Expecting to be the first one back, I was surprised to be greeted by my dad.  Apparently, about 4 hours into the ride, his GPS showed his next location to be in the middle of the ocean.  None of his other locations would show up right.  So he mapped it home with a dead GPS and waited for the rest of us.  Now I get to learn about the scoring process.  Its pretty cut and dry, and there are NO gimmies.  If it says write some thing down, it better be written down.  If it says get a receipt, you better have the receipt.  If it says bring it to the table for scoring... you cannot get up to go get it if you forgot it in the saddle bag.  Once you are in the chair in front of the Rally Bastard... you are there till the end.  I lost a good amount of points for forgetting stuff on my score sheet.  The worst was not writing down the points for the gas receipts to 2 states.  I had the receipts at the scoring table... but since I didn't write it down...XXXX. NO points.  And after driving that far out of the way to get it.  But this is how you learn.  I was tired, but still thinking this was a lot of fun.  The most fun I'd had in a while.  We watched the rest of the riders trickle in, most within the last 20 mins of the 12 hr window.  One guy cut it close so he was flying down the dirt road, hit the grass drive way to the area, and dumped the bike.  He was fine, the bike was fine as far as we could tell, and was listed as a few mins early.  One was about 5 mins late after driving the last 200 miles home around 90mph.  He got a ticket 15 mins from the end.  Late penalty, lost the no-ticket bonus, and has to pay the ticket.  Ouch!  But everyone made it back... no accidents, 1 ticket, no mechanical failures.... oh wait.  Dad decided to load the bikes up on the trailer before it got too late and too much beer was downed.  He hit the starter on the Vic, it cranked right up.... but the starter didn't turn off. He immediately drove it to the trailer, starter whirling away, and turned it off.  Starter motor still running.  He pulled the seat, and disconnected the battery... finally the stater motor turned off.  Ok, one mechanical failure.  I'm soooo glad it didn't do that while I was 200 miles from home!  But all in all it was a good day.  Ate some dinner, they added up the points for everyone, and I met my goal.  I did not finish last!  I actually ended up in 6th place!  Not too bad for my first attempt.  On a borrowed bike.  With no real GPS.   I was happy.  I was hooked.

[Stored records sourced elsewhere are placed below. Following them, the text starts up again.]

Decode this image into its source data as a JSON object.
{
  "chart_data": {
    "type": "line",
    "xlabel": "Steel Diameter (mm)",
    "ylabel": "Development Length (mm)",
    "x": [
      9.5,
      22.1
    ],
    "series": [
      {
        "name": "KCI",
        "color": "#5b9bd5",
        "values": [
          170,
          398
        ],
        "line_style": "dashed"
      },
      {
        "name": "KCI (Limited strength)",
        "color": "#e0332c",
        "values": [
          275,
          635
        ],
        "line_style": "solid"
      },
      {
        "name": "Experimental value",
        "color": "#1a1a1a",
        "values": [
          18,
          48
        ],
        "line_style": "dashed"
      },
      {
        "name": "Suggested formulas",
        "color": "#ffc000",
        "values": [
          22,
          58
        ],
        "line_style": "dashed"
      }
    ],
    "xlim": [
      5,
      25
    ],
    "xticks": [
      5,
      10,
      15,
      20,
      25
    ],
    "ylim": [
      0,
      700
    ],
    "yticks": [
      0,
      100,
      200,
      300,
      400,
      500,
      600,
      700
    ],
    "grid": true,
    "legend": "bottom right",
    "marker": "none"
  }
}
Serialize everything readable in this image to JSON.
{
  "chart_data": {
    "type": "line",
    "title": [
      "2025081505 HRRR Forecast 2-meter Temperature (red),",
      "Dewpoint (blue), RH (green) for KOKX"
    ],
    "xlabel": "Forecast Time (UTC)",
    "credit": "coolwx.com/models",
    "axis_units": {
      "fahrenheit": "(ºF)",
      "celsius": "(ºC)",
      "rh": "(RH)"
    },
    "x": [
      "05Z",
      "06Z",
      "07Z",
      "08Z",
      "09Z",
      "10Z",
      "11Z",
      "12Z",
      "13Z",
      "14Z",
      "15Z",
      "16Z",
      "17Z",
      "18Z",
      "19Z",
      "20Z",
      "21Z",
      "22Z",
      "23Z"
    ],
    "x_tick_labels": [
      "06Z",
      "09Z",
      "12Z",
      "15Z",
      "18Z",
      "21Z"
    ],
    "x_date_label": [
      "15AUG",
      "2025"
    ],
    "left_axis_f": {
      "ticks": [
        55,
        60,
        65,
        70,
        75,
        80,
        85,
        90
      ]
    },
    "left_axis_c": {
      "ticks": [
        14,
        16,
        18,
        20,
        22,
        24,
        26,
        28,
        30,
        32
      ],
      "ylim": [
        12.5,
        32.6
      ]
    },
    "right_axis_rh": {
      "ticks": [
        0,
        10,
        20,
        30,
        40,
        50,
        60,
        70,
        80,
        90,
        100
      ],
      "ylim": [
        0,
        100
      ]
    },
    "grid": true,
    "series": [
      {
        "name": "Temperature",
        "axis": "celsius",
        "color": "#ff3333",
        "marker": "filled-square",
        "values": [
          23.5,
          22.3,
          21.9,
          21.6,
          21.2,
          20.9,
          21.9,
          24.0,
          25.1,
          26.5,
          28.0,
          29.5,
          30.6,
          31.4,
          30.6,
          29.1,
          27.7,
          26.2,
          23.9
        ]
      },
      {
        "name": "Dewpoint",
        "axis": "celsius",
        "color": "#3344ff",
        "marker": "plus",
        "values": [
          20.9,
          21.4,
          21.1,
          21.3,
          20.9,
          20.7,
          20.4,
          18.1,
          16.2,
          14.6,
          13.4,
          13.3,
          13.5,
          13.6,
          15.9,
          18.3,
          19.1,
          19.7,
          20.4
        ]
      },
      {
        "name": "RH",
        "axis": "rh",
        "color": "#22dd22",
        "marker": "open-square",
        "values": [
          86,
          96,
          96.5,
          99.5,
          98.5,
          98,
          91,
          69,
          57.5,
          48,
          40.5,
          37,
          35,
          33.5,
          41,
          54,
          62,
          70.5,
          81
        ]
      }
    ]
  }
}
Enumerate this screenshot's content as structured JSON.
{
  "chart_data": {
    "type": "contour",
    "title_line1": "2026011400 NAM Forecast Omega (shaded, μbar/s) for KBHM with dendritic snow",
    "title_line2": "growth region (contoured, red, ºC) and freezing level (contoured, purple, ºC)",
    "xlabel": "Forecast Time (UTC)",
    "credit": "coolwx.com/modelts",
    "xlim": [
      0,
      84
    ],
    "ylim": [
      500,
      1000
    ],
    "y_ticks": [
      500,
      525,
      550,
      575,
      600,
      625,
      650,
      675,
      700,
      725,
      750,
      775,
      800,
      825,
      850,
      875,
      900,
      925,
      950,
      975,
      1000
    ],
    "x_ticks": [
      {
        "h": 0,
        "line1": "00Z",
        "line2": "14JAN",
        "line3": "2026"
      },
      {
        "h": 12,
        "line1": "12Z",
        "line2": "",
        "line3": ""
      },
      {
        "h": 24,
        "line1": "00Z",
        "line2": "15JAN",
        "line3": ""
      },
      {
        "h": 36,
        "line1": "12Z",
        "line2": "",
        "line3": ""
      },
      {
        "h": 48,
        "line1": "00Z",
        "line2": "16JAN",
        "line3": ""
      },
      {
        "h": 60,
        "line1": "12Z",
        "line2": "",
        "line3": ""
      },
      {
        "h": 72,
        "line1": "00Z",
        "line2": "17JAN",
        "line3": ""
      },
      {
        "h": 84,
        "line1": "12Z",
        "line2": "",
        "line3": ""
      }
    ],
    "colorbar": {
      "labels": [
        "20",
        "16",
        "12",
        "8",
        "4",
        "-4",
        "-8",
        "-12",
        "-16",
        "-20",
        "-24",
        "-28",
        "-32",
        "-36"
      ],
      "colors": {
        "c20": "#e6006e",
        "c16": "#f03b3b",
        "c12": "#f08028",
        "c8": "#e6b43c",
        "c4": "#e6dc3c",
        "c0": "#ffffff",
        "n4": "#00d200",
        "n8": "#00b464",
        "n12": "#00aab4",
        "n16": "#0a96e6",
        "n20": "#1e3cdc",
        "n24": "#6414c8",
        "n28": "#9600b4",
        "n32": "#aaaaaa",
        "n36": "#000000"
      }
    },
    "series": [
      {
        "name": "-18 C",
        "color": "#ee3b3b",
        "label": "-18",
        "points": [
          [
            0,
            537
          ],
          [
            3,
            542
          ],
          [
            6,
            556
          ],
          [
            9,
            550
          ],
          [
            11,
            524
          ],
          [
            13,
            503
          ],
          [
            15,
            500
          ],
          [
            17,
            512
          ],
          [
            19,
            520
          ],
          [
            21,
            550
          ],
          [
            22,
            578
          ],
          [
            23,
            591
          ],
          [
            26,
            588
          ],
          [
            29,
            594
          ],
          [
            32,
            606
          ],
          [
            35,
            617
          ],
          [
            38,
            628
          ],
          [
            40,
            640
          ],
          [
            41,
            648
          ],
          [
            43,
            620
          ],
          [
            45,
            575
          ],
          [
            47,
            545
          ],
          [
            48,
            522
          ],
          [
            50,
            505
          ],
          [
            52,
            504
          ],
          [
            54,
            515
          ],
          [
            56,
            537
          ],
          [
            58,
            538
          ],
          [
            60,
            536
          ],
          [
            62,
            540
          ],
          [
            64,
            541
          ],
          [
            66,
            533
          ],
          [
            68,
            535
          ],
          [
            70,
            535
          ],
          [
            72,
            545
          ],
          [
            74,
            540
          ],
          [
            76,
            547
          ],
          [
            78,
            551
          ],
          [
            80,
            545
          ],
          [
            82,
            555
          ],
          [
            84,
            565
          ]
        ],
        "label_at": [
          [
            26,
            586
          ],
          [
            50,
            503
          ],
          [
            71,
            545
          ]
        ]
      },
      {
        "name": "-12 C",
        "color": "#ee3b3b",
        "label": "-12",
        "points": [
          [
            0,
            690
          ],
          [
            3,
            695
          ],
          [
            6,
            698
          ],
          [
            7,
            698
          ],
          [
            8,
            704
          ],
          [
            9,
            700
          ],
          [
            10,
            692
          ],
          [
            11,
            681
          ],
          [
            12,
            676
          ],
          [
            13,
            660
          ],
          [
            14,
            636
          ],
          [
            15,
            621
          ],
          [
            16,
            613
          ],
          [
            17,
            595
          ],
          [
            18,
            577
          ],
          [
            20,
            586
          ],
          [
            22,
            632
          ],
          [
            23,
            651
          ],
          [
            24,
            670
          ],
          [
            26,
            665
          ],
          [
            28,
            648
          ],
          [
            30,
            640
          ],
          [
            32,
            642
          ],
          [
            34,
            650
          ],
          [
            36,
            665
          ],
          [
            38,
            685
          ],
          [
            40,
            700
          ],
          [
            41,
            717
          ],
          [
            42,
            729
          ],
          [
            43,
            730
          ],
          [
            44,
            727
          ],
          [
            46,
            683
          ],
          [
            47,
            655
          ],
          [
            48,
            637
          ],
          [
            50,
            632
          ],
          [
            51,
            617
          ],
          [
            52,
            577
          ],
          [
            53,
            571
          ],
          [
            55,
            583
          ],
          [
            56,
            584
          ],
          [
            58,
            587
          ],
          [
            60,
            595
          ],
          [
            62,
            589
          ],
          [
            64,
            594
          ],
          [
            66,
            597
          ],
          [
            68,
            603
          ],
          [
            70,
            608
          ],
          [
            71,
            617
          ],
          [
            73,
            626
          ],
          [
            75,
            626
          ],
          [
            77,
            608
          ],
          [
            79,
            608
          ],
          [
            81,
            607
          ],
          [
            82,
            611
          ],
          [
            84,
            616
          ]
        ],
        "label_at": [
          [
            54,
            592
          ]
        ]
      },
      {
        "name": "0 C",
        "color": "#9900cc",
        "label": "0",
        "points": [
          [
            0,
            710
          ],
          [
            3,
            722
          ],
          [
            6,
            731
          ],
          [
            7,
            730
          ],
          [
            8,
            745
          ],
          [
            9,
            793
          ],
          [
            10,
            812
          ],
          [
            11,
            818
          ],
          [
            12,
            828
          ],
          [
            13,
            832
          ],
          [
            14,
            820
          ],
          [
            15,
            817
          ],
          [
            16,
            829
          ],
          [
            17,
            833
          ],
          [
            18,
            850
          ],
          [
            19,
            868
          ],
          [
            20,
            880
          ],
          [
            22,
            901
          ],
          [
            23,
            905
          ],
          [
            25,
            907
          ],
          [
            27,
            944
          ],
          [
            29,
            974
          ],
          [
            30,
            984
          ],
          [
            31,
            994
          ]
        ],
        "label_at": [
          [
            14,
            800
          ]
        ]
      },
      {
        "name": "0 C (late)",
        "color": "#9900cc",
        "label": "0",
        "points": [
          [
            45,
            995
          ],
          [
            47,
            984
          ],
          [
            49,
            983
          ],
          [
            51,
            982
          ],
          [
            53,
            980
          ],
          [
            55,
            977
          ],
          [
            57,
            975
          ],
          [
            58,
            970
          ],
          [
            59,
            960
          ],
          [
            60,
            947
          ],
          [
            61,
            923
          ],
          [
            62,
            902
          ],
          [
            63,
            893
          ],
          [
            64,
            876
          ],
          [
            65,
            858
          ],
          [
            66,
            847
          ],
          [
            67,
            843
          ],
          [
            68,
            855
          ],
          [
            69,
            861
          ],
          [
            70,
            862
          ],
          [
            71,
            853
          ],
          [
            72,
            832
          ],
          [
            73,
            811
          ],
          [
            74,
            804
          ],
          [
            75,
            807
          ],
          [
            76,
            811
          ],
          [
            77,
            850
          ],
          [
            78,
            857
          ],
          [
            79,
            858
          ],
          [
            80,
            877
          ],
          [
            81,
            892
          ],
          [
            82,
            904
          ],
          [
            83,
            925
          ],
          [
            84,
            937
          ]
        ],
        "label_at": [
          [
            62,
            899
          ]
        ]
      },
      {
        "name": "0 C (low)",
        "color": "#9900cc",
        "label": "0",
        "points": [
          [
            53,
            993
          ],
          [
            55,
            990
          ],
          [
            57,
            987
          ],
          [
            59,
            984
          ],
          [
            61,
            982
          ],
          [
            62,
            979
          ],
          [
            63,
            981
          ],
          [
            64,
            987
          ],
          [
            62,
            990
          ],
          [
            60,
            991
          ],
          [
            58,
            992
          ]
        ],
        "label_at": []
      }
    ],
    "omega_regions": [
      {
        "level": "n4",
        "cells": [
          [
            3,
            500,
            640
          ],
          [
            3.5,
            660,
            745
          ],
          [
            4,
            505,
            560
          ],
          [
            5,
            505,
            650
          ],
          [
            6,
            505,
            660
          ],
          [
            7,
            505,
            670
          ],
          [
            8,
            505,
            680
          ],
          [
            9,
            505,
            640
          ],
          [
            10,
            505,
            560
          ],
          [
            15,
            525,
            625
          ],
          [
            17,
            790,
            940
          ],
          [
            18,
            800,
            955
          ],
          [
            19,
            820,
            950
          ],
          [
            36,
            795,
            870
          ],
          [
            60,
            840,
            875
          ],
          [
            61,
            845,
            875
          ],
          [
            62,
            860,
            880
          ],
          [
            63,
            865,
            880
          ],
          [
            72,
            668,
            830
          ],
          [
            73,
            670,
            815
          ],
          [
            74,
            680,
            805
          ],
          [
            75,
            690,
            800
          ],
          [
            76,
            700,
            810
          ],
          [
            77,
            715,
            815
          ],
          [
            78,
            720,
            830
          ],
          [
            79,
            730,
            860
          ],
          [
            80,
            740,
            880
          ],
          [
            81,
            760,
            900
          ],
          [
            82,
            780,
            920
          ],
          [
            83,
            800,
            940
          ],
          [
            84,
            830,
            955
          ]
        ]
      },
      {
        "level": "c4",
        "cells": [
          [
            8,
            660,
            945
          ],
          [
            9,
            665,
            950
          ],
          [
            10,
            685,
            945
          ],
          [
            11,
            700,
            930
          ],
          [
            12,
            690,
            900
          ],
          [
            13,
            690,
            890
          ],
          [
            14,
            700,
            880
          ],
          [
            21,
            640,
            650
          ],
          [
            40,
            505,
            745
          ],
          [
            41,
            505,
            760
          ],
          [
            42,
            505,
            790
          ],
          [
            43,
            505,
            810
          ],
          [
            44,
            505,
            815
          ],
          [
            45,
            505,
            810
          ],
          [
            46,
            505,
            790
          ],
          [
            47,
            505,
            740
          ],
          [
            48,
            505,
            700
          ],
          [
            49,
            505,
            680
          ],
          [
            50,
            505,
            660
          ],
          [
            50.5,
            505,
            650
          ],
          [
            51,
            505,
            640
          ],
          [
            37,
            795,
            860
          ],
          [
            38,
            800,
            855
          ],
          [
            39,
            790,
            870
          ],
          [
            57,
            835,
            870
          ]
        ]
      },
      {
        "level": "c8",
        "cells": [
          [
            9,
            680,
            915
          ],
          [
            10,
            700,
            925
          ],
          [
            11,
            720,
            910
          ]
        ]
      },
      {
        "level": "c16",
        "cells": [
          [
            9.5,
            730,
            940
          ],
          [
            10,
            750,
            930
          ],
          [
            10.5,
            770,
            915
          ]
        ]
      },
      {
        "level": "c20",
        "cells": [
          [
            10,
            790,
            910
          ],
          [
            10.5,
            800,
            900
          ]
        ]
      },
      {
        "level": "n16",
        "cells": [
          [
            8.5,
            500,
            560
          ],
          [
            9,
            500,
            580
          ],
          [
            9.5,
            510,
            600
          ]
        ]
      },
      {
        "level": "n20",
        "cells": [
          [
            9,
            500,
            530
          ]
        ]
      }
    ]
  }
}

  1. OK. Scared as hell. Never done a rally and this will be my first one. I am going to try and find some stuff to read to figure out how this all works. I will be 3 days shy of 64 when I do this ride

  2. If this one scared you, don't read the next 2!! Ed's rallies are a lot of fun. You can make it hard like I did on the 2012 rally, or go out and have a good time. If its your first rally, make if a fun learning experience. Noone will be short of advice so ask lots of questions.